Mudar o rumo, mudar de vida
Das múltiplas tentativas para se
sair da crise – e de outros tantos fracassos – todas centradas nos aspectos
financeiros, é possível extrair pelo menos uma certeza: a solução não depende
apenas, nem sequer principalmente, da área monetária (ou mesmo financeira, em
sentido amplo), ela arrasta inevitavelmente, mas a contragosto, a componente
política. Objecto de muitas controvérsias e derivações inconsequentes, a sua
abordagem tem revelado o mundo de incertezas e a desorientação dos políticos na
hora de decidir, da UE aos EUA, ao ‘clube’ dos G20. E, no entanto, é na raiz da
crise (nas causas que a originaram) que deve procurar-se e se encontra a solução
mais racional para a mesma – não obstante o primado absoluto dos
interesses como critério social dominante, na economia como na política.
A lógica do produtivismo que comanda o sistema e,
por esta via, organiza as sociedades actuais, apenas obedece a um princípio
orgânico, o dos resultados imediatos, pois assim o determina
a norma do lucro máximo; apenas reconhece um critério diferenciador,
o da produtividade, porque assim o dita a concorrência
(seja a do vizinho do lado ou a dos seus competidores externos, na mais
desenvolvida Alemanha ou na longínqua China). A lógica da globalização
implantada com a abertura do comércio mundial (e a instituição da OMC),
completou e tornou coerente este processo integrando no sistema todos os países
do planeta.
Todavia, perante o aumento da
produtividade do trabalho ocorrido nas últimas décadas – principal ‘origem’ dos
excedentes de mão-de-obra e consequente agravamento do desemprego – as respostas
de carácter estrutural que o sistema tem vindo a dar, centradas
exclusivamente na lógica individual da empresa de sobreviver à concorrência
(perspectiva micro), têm-se demonstrado incapazes de suster uma crise de
dimensões cada vez mais globais (perspectiva macro) e inverter a tendência para
a sua maior degradação.
Como é sabido, essas respostas
têm sido essencialmente de dois tipos: por um lado, o recurso à
deslocalização das empresas na busca das condições de produção mais favoráveis,
permitida por uma globalização sem regras, que a livre circulação dos capitais
incentiva impunemente – o resultado dessa impunidade revela-se na criação de
enormes disparidades sociais e, mercê da pressão sobre os recursos, num planeta
à beira de se tornar insustentável; por outro, o aumento da duração e
dos ritmos do trabalho como forma de valorização do capital, ou seja, no
acentuar da crise pelo agravamento das condições que a originaram.
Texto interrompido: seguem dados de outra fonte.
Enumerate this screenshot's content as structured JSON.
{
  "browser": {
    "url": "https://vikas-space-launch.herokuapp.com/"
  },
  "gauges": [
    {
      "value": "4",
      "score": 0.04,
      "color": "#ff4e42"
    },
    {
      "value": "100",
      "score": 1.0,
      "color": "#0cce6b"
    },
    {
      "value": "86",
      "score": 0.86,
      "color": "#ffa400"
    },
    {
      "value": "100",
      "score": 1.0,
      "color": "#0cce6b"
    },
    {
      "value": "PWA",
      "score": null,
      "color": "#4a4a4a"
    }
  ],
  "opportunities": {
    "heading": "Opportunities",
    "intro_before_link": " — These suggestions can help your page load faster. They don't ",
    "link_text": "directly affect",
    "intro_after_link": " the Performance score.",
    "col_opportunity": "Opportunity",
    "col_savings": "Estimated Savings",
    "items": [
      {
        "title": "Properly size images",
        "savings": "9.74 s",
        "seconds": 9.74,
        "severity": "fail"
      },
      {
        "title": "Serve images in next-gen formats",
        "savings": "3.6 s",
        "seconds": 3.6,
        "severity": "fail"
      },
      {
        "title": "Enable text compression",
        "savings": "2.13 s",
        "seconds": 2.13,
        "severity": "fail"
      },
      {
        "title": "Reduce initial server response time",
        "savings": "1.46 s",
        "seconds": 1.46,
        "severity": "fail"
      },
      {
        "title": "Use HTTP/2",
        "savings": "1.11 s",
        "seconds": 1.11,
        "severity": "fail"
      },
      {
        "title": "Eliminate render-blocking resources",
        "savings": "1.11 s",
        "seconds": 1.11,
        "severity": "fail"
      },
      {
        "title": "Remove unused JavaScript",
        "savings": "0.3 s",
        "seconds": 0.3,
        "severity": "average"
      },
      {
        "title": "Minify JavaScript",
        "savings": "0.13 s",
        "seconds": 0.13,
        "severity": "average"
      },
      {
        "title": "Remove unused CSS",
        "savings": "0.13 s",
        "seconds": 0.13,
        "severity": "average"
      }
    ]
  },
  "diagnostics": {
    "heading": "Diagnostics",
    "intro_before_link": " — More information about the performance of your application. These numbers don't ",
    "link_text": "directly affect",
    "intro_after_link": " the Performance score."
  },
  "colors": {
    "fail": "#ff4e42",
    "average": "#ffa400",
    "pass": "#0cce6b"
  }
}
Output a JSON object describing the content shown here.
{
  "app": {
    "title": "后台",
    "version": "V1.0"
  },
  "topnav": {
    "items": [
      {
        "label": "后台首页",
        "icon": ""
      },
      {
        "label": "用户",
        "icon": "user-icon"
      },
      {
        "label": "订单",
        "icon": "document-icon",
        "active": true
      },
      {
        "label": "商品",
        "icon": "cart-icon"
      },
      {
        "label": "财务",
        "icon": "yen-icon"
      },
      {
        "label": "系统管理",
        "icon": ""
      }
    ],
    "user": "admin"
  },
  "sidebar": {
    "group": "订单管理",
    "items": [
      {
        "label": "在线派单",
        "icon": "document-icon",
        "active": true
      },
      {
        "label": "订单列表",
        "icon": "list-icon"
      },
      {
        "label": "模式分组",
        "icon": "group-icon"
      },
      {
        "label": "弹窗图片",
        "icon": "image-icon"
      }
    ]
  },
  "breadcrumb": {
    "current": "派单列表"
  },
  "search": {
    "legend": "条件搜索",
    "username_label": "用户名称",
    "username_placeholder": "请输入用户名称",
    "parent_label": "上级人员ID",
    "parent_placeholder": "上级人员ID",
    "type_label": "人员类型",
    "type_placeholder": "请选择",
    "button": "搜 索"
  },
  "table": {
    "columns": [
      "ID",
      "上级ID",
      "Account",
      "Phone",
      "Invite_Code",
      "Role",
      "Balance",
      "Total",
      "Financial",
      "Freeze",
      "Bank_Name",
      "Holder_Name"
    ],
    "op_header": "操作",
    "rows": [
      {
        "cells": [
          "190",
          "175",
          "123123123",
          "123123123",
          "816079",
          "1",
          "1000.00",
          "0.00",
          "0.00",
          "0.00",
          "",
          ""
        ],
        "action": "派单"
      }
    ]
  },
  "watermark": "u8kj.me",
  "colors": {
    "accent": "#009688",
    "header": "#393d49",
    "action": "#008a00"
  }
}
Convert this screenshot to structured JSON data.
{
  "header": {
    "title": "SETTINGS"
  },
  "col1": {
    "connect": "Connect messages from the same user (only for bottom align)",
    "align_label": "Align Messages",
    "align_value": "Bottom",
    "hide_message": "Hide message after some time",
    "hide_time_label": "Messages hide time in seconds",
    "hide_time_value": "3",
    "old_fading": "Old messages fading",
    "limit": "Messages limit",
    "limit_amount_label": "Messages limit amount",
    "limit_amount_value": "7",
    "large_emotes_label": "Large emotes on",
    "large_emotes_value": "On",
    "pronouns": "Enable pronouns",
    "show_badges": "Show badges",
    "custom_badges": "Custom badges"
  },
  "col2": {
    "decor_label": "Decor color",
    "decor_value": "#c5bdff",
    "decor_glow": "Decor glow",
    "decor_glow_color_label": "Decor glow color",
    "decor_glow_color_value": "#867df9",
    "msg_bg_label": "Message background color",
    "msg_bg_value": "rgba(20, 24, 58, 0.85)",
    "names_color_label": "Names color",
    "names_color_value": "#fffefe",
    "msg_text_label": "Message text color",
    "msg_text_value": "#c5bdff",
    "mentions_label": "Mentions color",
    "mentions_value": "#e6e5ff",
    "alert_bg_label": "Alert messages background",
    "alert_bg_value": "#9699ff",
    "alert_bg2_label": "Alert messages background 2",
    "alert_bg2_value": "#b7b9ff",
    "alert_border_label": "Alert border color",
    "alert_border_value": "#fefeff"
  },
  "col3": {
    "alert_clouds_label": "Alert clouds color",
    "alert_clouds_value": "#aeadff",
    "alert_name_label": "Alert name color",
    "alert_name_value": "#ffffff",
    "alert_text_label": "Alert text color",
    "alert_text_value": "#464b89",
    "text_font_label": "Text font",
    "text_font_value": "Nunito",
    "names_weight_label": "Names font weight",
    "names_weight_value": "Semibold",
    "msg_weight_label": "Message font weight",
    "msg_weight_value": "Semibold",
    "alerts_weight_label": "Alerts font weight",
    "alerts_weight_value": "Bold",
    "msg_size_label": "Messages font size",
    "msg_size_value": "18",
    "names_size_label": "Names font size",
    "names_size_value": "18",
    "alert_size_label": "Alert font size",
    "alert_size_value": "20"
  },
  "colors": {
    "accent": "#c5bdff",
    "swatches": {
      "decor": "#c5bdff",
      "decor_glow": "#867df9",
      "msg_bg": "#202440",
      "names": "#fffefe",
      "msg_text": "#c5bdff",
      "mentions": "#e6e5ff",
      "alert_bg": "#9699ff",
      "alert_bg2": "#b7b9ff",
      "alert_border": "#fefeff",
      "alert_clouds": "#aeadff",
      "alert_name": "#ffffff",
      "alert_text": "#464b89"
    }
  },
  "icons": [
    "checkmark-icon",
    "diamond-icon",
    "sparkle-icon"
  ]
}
Neste contexto, a denominada
‘crise das dívidas’ (pública e privada) é apenas mais um episódio da profunda
crise global que consome o sistema, consumindo tudo à sua volta e pondo em
causa a sua própria continuidade. Os planos de austeridade
impostos para debelar a crise financeira daí resultante e que infernizam a vida
dos que mais lhes sofrem os efeitos, os assalariados, são bem a expressão do
descontrole que grassa nas elites que o representam: feitos à medida dos
interesses dos especuladores que servem, incapazes de assegurarem o
exaurido objectivo que lhes enche a boca e alimenta o verbo, o crescimento
sustentável!
É, pois, no elevado nível de produtividade
alcançado pelas sociedades actuais que deverão centrar-se os esforços na
elaboração das respostas globais mais adequadas para se enfrentar,
de forma coerente, a crise actual. De se procurar fazer corresponder a
organização social ao estado de desenvolvimento da economia. Muito para
além do modelo financeiro a que se reduz o plano de ‘reformas estruturais’ –
sequestrado pela especulação, contrário à realidade da vida e a toda a
racionalidade, avesso à própria democracia.
O grande desafio é, então,
perante o conjunto de dificuldades que as sociedades enfrentam – as financeiras, claro, mas sobretudo as de
cariz político, a começar pelo paradigma do crescimento contínuo, o que implica
a construção de um novo paradigma de dinamismo económico – mostrar capacidade para reinventar o modo
de vida, descobrir como ‘viver bem com menos’. Não já ‘viver
melhor’, pois deixam de fazer sentido comparações com ‘este’ modo de
vida, a sua ‘ morte e remoção’ será apenas uma questão de tempo.